Grandmother Nura never sleeps, but hangs gracefully in her glowing silk tent and sells lanterns to those who would venture into the dark forest. Soft lights to bring comfort, radiant lights for guidance, and cold lights which reveal things otherwise obscured. How do her lanterns maintain their light? Why do they seem to glow brighter when carried down certain paths?
Each lantern comes with a simple warning - do not ever open it.

3 Likes

Should your purse come up short when a pretty bauble has caught your eye, or should a bout of haggling leave you dejected while some counter-polisher laughs at your besting, you may hear a soft voice offer to make the purchase on your behalf. Worry not. There’s no shop keep who’d let you accept this offer, even if you were tempted. Pelleck the Coin Bearer knows what they did, and why that coin is theirs forever. That coin, and none other.

4 Likes

As you wander the stalls, a paltry trinket catches your eye. You then dismiss it as uninteresting and quickly forget it. But then you see it again at another stall. By the third sighting, you are suspicious. By the seventh you are certain the trinket is following you, calling ever stronger to your wallet for sweet release. Can you resist the call of the beggar’s bauble long enough to escape the market?

4 Likes

Buk Shagol is back in town with his cart of mysteries. He sells his bits and bobs and then goes to see what’s on offer from the other vendors. Without fail he leaves empty handed, however, muttering “not this year, never this year” under his breath.

3 Likes

Naddiramiarach is the only store at the bottom of the well (or so boasts its owner, the diminutive Flimhock Dill). He shines a light on his wares for you to peer down at but the coins must be thrown down before the bucket, and your prize, ascend.

4 Likes

A four-armed woman with a tattooed throat and skin the color of curdled milk.
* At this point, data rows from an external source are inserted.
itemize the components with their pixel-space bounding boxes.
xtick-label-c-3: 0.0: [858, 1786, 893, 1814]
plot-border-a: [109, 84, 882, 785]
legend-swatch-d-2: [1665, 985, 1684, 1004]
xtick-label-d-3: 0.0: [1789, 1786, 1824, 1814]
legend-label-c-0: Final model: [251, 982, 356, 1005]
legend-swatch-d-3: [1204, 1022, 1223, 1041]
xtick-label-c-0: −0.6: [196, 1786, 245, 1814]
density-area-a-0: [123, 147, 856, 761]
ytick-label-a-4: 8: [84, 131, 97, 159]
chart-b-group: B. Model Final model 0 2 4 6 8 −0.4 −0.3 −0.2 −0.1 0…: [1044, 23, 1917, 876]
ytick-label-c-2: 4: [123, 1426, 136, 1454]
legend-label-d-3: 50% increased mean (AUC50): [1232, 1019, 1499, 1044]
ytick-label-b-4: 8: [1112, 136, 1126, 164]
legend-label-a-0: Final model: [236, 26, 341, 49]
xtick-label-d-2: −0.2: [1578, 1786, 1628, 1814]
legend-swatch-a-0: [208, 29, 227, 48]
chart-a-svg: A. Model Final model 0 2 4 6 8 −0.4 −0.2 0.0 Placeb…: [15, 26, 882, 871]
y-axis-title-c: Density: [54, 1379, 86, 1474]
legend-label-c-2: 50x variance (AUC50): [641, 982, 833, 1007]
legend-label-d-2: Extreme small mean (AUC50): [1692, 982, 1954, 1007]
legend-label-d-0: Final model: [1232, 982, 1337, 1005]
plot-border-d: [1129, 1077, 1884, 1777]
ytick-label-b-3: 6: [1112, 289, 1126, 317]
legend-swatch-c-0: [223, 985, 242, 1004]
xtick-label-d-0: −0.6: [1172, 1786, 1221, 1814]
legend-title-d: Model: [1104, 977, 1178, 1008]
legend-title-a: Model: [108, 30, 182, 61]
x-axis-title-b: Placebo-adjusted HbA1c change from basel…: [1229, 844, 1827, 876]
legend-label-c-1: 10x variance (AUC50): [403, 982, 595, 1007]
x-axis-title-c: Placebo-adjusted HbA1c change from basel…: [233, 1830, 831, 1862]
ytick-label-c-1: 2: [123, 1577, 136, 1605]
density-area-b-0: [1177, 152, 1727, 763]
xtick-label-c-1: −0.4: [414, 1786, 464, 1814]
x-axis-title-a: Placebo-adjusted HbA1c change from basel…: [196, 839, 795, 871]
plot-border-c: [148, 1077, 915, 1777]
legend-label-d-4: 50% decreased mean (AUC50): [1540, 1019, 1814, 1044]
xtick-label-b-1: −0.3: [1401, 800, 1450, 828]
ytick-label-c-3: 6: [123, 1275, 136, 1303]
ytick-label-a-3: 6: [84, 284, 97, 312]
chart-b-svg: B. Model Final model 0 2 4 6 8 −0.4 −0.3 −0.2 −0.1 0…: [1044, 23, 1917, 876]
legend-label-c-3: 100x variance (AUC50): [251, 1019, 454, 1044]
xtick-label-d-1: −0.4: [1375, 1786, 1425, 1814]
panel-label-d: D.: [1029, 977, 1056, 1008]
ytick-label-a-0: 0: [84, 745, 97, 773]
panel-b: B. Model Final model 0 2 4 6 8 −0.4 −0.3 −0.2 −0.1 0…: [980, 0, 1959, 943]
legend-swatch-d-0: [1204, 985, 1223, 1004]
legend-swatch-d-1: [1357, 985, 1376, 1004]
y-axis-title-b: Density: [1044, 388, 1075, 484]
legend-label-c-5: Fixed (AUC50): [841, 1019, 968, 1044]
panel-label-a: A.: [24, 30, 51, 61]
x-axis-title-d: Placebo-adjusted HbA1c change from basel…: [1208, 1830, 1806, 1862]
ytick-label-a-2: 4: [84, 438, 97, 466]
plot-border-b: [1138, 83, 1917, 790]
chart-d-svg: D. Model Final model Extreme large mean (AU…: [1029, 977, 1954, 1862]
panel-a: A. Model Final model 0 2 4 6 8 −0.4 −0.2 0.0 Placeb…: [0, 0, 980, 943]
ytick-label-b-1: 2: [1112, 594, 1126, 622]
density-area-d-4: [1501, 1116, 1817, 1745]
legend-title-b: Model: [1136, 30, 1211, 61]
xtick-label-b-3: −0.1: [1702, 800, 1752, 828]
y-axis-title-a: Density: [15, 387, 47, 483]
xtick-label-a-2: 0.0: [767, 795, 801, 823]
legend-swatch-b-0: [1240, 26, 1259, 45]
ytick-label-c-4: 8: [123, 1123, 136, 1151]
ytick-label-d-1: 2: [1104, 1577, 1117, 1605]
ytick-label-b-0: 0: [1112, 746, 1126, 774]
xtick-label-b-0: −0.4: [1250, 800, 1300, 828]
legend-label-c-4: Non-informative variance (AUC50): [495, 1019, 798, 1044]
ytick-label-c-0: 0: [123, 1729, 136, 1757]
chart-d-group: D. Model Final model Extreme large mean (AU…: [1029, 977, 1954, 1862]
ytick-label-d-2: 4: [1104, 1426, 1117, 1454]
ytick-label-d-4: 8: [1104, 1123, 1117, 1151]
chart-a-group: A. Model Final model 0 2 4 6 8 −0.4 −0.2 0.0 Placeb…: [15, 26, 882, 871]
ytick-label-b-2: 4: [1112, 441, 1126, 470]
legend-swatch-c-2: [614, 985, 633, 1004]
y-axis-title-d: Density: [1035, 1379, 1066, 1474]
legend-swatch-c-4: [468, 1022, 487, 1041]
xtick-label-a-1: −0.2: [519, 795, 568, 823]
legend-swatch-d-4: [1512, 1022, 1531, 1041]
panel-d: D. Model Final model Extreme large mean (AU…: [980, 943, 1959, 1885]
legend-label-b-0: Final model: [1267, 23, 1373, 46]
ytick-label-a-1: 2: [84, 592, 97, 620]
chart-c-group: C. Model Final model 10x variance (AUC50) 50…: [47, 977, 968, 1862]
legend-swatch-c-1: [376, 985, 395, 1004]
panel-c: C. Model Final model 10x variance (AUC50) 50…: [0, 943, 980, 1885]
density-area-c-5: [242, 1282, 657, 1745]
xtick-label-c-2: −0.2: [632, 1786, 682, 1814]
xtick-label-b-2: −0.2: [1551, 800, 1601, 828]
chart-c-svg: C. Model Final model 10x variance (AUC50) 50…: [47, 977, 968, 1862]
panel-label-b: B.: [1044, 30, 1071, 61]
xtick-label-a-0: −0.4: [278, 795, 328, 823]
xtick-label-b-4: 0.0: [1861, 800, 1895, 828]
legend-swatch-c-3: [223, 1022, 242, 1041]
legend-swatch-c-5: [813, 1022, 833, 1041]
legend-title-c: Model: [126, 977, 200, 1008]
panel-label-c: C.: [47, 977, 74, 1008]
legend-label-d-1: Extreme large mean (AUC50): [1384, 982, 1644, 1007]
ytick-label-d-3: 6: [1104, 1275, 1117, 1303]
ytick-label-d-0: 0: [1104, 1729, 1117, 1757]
She sells rituals. Scars. Beneath her furs there writhes the fruit of her ruin. For a price, a terrible price, she will take you into her tented manse and place your future in a jar. For safekeeping.

5 Likes

Ask anyone and they will point you to a tall, wiry potter who goes by the name Ron. You can buy as many mugs and jars you want only one pot ever. He will adorn the pot with your name and never sell you another one. Don’t even try and trick him with a clever disguise - Ron remembers everyone. Pot is expensive and always comes with some tasty food inside. Eat it all and there’s no more; leave some in the pot before you got to bed and in the morning your entire ration is back. Few from the Kormoran’s Wheel village resisted temptation of eating the food at some point and those who still rely on their pot, keep it hidden from neighbors’ envious eyes.